Japanese government securities (JGBs and short-term bills), are the largest asset class on the BOJ’s balance sheet. The BOJ holds 46% of all outstanding Japanese government debt, up from 14% in late 2012 before QQE kicked off. But the amount of these securities on the BOJ’s balance sheet fell in June by ¥4.6 trillion ($42 billion) from the prior month, to ¥454.8 trillion, the same level where they’d been in March.

It was the third monthly decline in seven months. For the 12-month period ended June 30, the BOJ added only ¥27.4 trillion of these securities, down from around ¥80 trillion during the QQE peak years.

In other words, the BOJ has started to let some government securities mature and roll off the balance sheet without replacement – much like the Fed’s QE unwind.

None of this was announced – neither the “tapering” that commenced 16 months ago nor the recent sporadic “QQE unwind.” They happened despite official rhetoric to the contrary.

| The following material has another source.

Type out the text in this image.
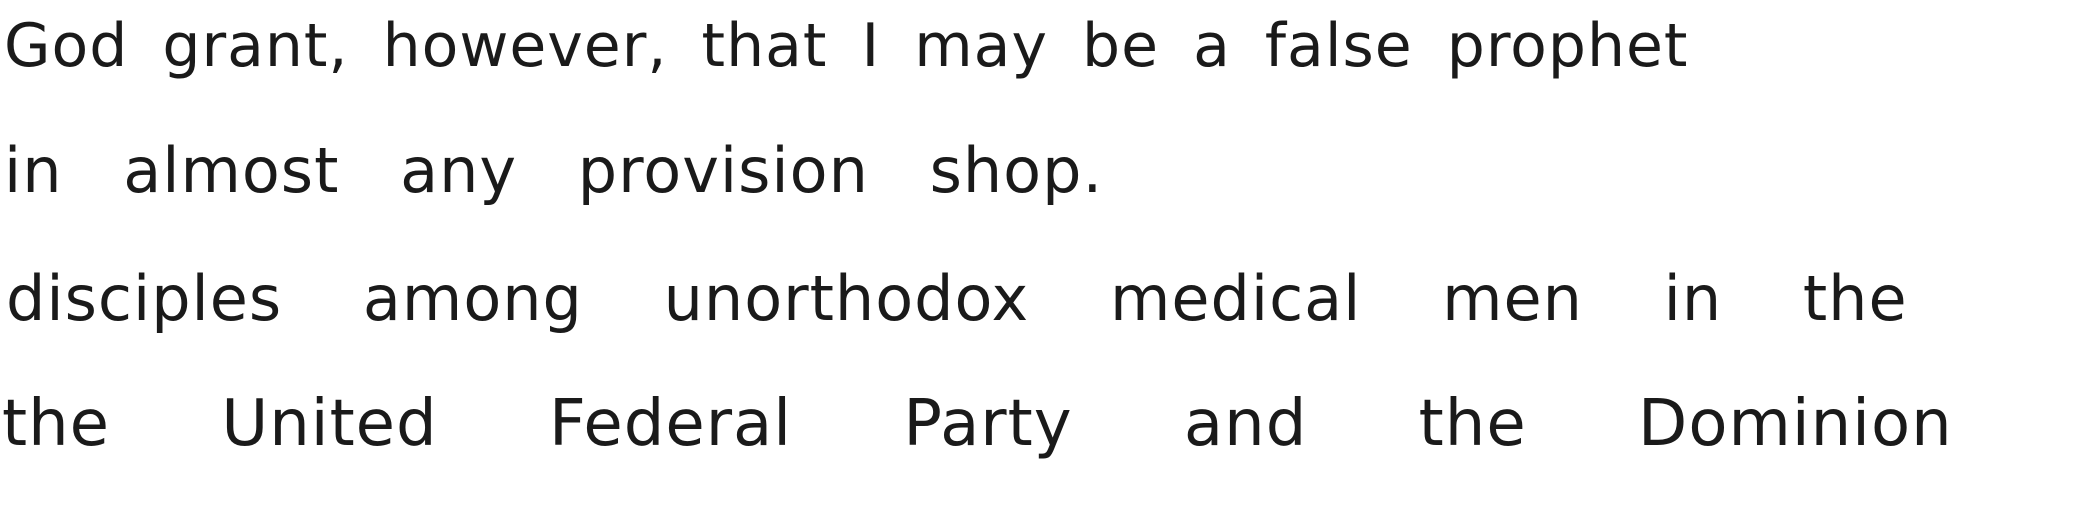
God grant, however, that I may be a false prophet
in almost any provision shop.
disciples among unorthodox medical men in the
the United Federal Party and the Dominion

The BOJ combined with government-controlled institutions such as the Government Pension Investment Fund, one of the largest such pension funds in the world, and the partially privatized Japan Post Bank, one of the largest deposit holders in the world, own a solid majority of the Japanese government debt and together totally control the market for it. But the private sector has largely exited the Japanese government bond market.

The BOJ’s mantra “to keep expanding the monetary base until inflation is above 2%” is increasingly obvious a pretext for a policy that was designed to avoid a Greek-style debt crisis.

This type of inflation, though low by US standards, would be devastating to Japanese consumers because nothing is prepared for inflation and nothing is indexed to inflation after more than two decades of relative price stability. At every uptick of inflation, consumers cut back because their incomes aren’t going up with inflation, and their savings aren’t earning anything, and their pensions aren’t going up either – and people who depend on savings and pensions are a big group of spenders in Japan.

The subtext is that authorities may be OK with low inflation and that this mantra of 2% inflation-at-all-costs is used as pretext for QQE to get the bond market under control preemptively by purchasing about half of all outstanding government debt – a policy that was formed after having watched what a debt crisis did to Greece.

Japan – by far the most over-indebted country in the world, far more indebted than Greece – has decided that whatever the outcome of this debt will be, there will be not debt crisis. There may be a currency crisis – which Japan is more able to weather – but there will be not even a hint of a debt crisis. And now that the bond market is entirely under control, bond purchases can be tapered away. And this would mark the end of QQE.